A product recommendation system implemented with Apache Spark, and Scala. sbt is used for managing builds and dependencies. The data is available in "data/products.json" in which every line represents a product. For example:
{"sku":"sku-12","attributes":{"att-a":"att-a-10","att-b":"att-b-12","att-c":"att-c-14","att-d":"att-d-1","att-e":"att-e-13","att-f":"att-f-14","att-g":"att-g-9","att-h":"att-h-9","att-i":"att-i-15","att-j":"att-j-12"}}
There are 20k products data available in the file. Each product has a list of 10 attributes and an identifier "sku".
The objective is to find the 10 most similar products for a given product and write their "sku" and respective weights to the output file. The key criteria for similarity between products is the number of attributes that they have in common with each other. In the case of a tie, the attributes are valued in the alphabetic order. Meaning that:
{"sku":"sku-1","attributes": {"att-a": "a1", "att-b": "b1", "att-c": "c1"}} is more similar to
{"sku":"sku-2","attributes": {"att-a": "a2", "att-b": "b1", "att-c": "c1"}} than to (W=0.67)
{"sku":"sku-3","attributes": {"att-a": "a1", "att-b": "b3", "att-c": "c3"}} (W=0.33)
{"sku":"sku-1","attributes":{"att-a": "a1", "att-b": "b1"}} is more similar to
{"sku":"sku-2","attributes":{"att-a": "a1", "att-b": "b2"}} than to (W=0.5)
{"sku":"sku-3","attributes":{"att-a": "a2", "att-b": "b1"}} (W=0.5)
The expected format of the output is similar to the input and can be found in "expected/sku-1234Result.json". This file is also used as a test case.
Make sure you have sbt installed.

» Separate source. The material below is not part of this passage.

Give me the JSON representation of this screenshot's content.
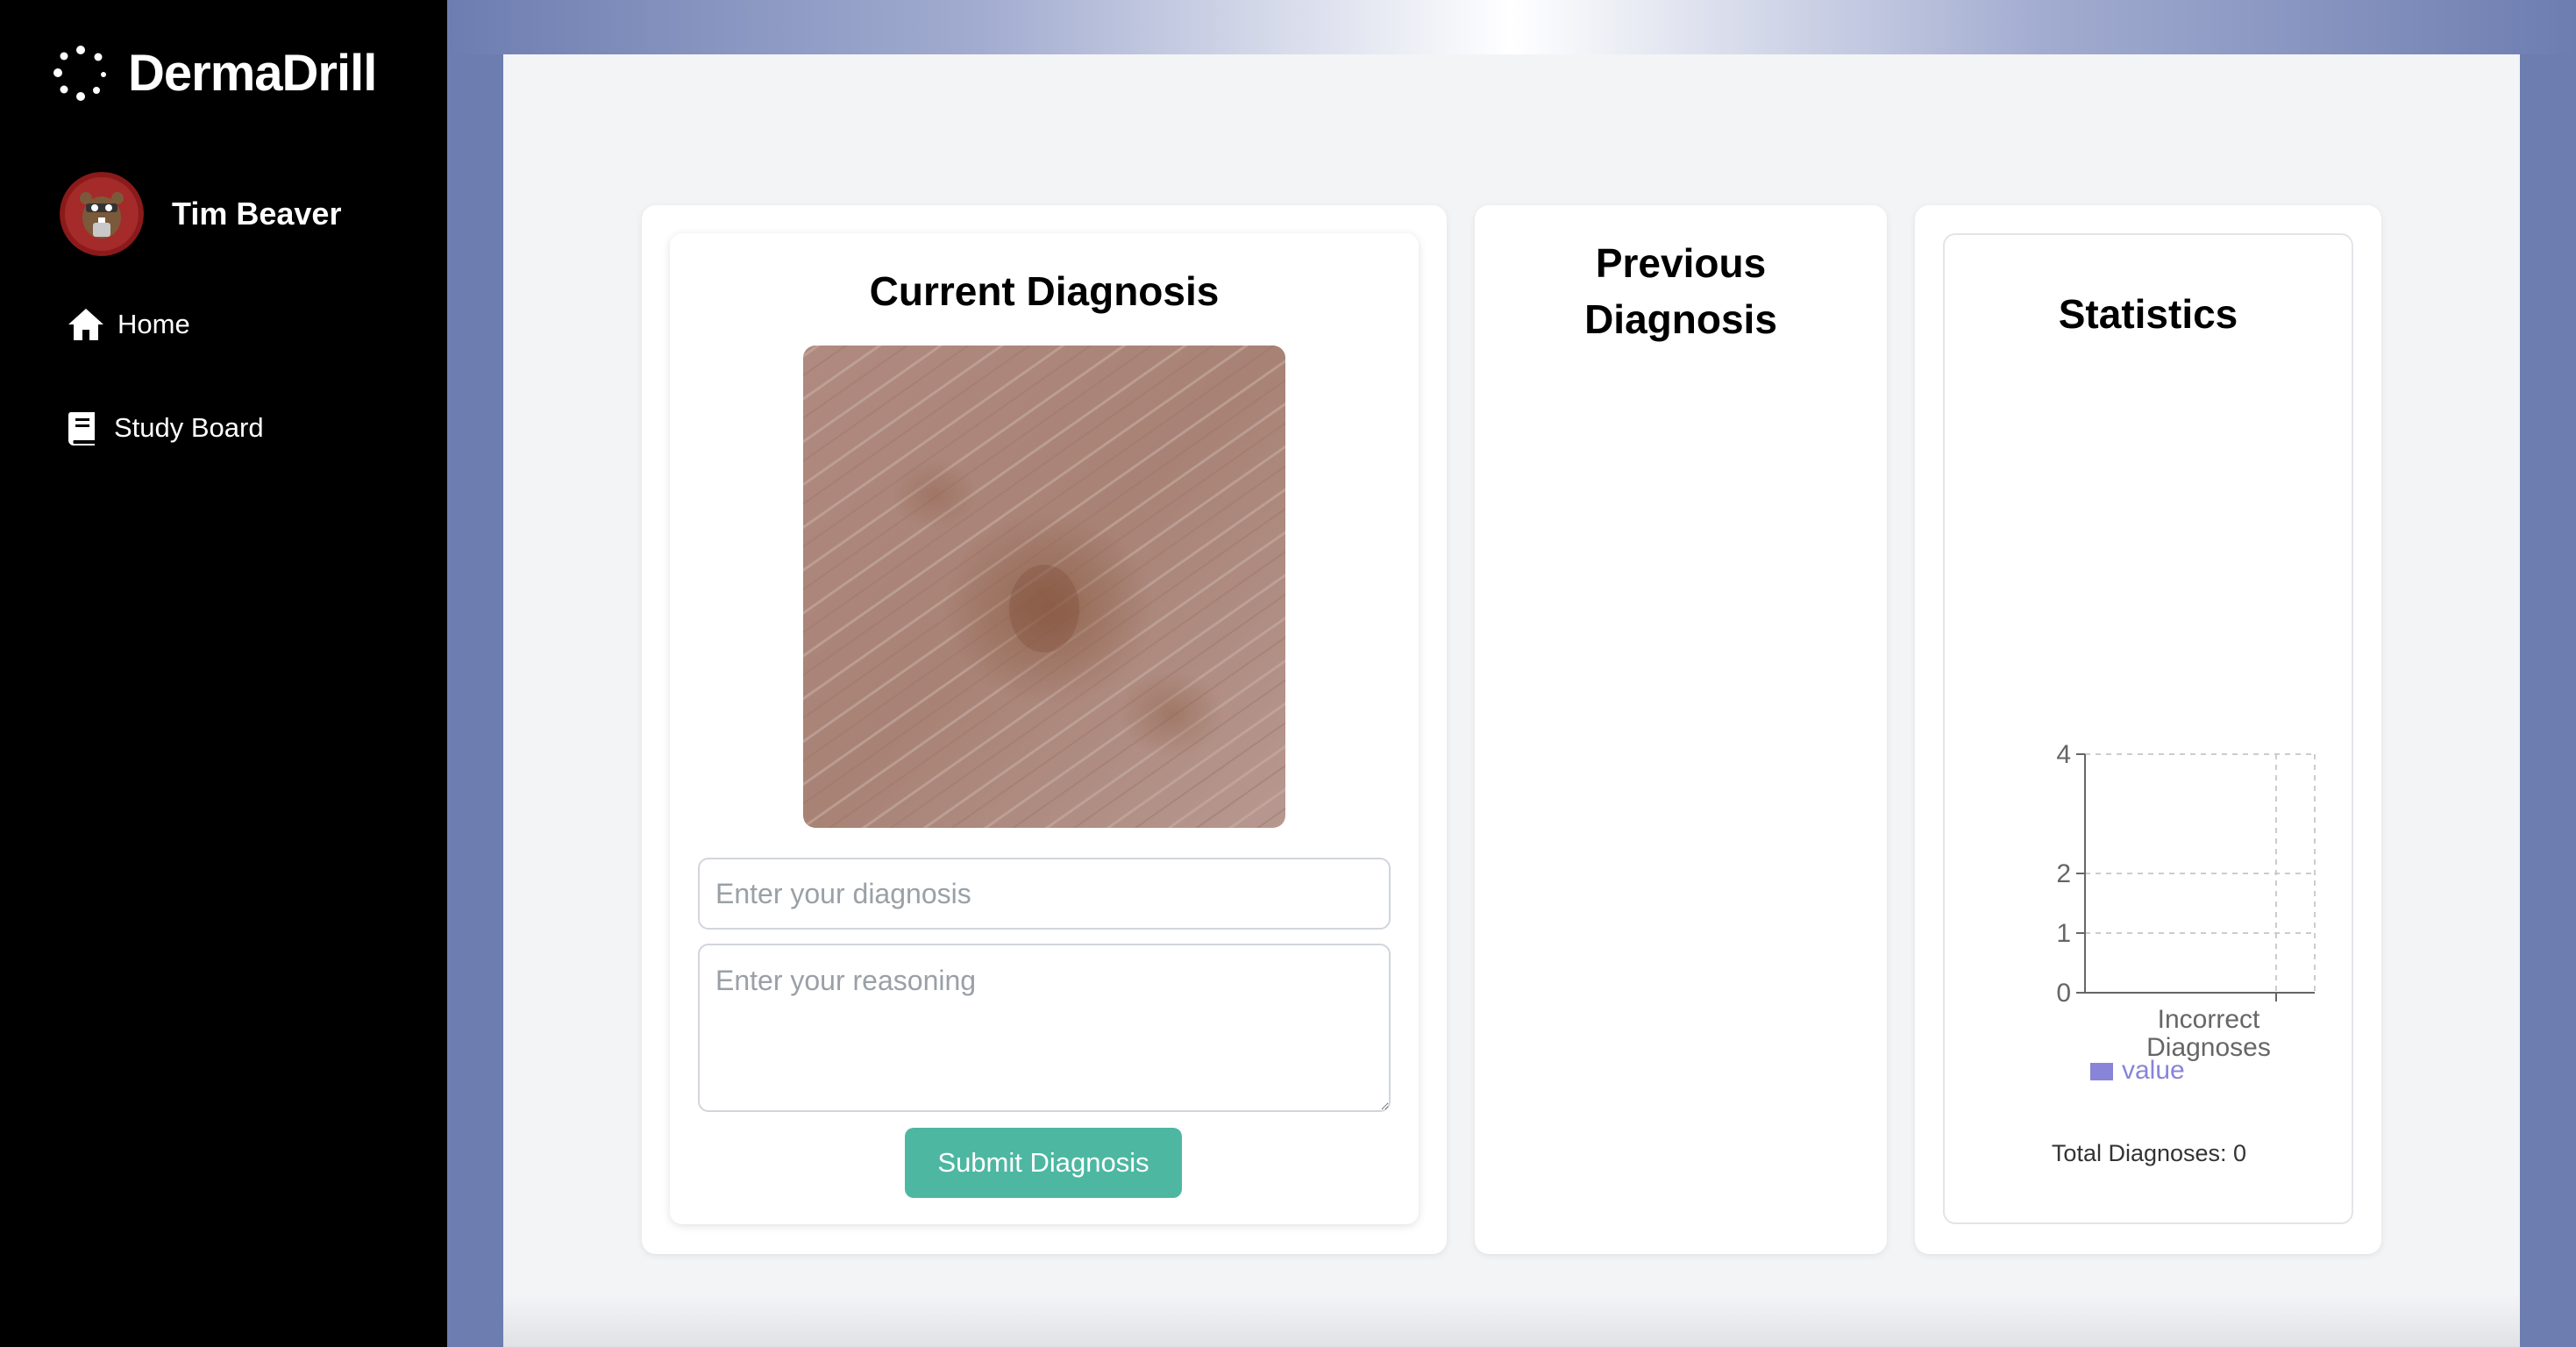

Navigate to the root of the project (you should see a build.sbt in the directory). Then, to run the program:
$ sbt "runMain Recommendation -p sku-1234"

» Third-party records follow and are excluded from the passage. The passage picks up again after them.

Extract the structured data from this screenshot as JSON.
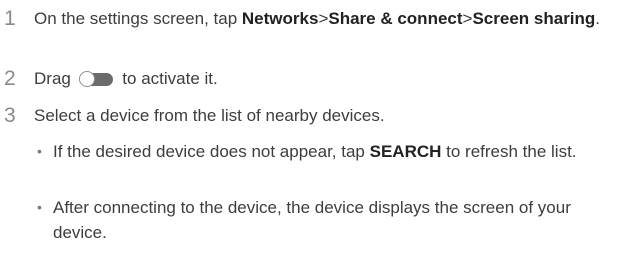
{
  "steps": [
    {
      "number": "1",
      "prefix": "On the settings screen, tap ",
      "path": [
        "Networks",
        "Share & connect",
        "Screen sharing"
      ],
      "separator": ">",
      "suffix": "."
    },
    {
      "number": "2",
      "before": "Drag ",
      "after": " to activate it.",
      "icon": "toggle-switch-icon"
    },
    {
      "number": "3",
      "text": "Select a device from the list of nearby devices."
    }
  ],
  "bullets": [
    {
      "marker": "•",
      "before": "If the desired device does not appear, tap ",
      "keyword": "SEARCH",
      "after": " to refresh the list."
    },
    {
      "marker": "•",
      "text": "After connecting to the device, the device displays the screen of your device."
    }
  ],
  "colors": {
    "text": "#3d3d3d",
    "bold_text": "#222222",
    "step_number": "#8a8a8a",
    "toggle_track": "#6b6b6b",
    "toggle_knob": "#ffffff"
  }
}
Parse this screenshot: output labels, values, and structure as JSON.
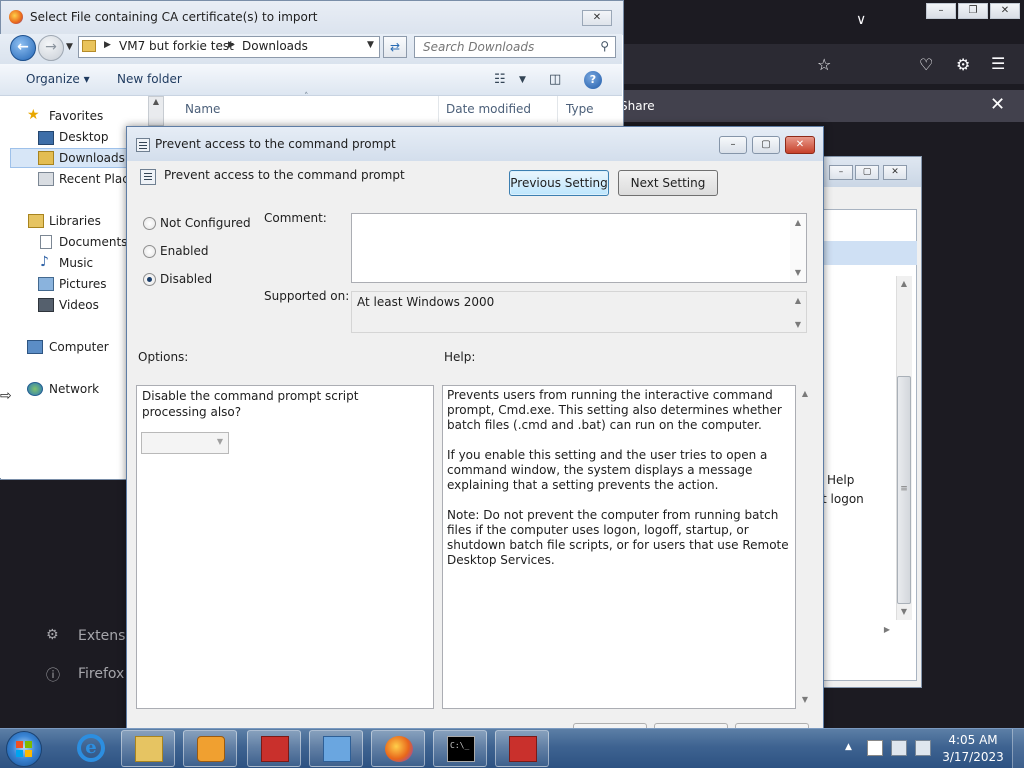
{
  "firefox": {
    "notification_share": "Share",
    "side_items": [
      "Extensio",
      "Firefox S"
    ]
  },
  "explorer": {
    "title": "Select File containing CA certificate(s) to import",
    "breadcrumb": [
      "VM7 but forkie test",
      "Downloads"
    ],
    "search_placeholder": "Search Downloads",
    "organize_label": "Organize",
    "new_folder_label": "New folder",
    "nav": {
      "favorites": "Favorites",
      "desktop": "Desktop",
      "downloads": "Downloads",
      "recent_places": "Recent Place",
      "libraries": "Libraries",
      "documents": "Documents",
      "music": "Music",
      "pictures": "Pictures",
      "videos": "Videos",
      "computer": "Computer",
      "network": "Network"
    },
    "columns": [
      "Name",
      "Date modified",
      "Type"
    ]
  },
  "gpe": {
    "help_text": "Help",
    "logon_text": "t logon"
  },
  "dialog": {
    "title": "Prevent access to the command prompt",
    "setting_name": "Prevent access to the command prompt",
    "previous_button": "Previous Setting",
    "next_button": "Next Setting",
    "state_options": [
      "Not Configured",
      "Enabled",
      "Disabled"
    ],
    "selected_state": "Disabled",
    "comment_label": "Comment:",
    "comment_value": "",
    "supported_label": "Supported on:",
    "supported_value": "At least Windows 2000",
    "options_label": "Options:",
    "help_label": "Help:",
    "option_text": "Disable the command prompt script processing also?",
    "option_value": "",
    "help_paragraphs": [
      "Prevents users from running the interactive command prompt, Cmd.exe. This setting also determines whether batch files (.cmd and .bat) can run on the computer.",
      "If you enable this setting and the user tries to open a command window, the system displays a message explaining that a setting prevents the action.",
      "Note: Do not prevent the computer from running batch files if the computer uses logon, logoff, startup, or shutdown batch file scripts, or for users that use Remote Desktop Services."
    ]
  },
  "taskbar": {
    "time": "4:05 AM",
    "date": "3/17/2023",
    "apps": [
      "internet-explorer",
      "windows-explorer",
      "media-player",
      "toolbox",
      "control-panel",
      "firefox",
      "command-prompt",
      "toolbox-2"
    ]
  }
}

This command will read the data from "data/products.json", and run the recommendation system for the product with the identifier of "sku-1234", then write the output to the stdout and a file "output/recommendations.json". These can be configured with command line arguments. Run the following command to get information about the options:
$ sbt "runMain Recommendation --help"
usage: $ sbt "runMain Recommendation [options]"
where the options are the following:
-h | --help Show this message and quit.
-i | --in | --inpath path The input file path (default: data/products.json)
-o | --out | --outpath path The directory to which the output will be written (default: output)
-p | --product SKU The SKU of the product that the app makes recommendations for.
"SKU" could be one of:
("sku-1", "sku-2", ... ,"sku-19999", "sku-20000").
-q | --quiet Suppress some informational output.
This project uses the scalatest library to test the program. The chosen style of test is the FunSuite. I have tried to test different edge cases regarding I/O and recommendations results. To run the tests, simply run:
$ sbt test
The last two test cases are extended from the examples above, and their respective expected results can be found in the "expected" directory. Also, their data is available in "data/test" directory.
The code is annotated for ease of reading and understanding the solution. However, the main idea is to create a 1-D vector of attributes numbers for each product, and then subtract them by the vector of the desired input product's vector. Finally, the number of zeros added by a fraction to account for the alphabetic ordering value would do the trick.
The program should do fine with other data files as long as the data is in the same schema and format as the original input data. The last two cases can vouch for that.
- Add caching for results
- Creating a 2D sparse matrix of the attributes with index and caching that in memory instead of loading the data every time
- More test cases with improvements
- Wrapping a REST/gRPC API around the engine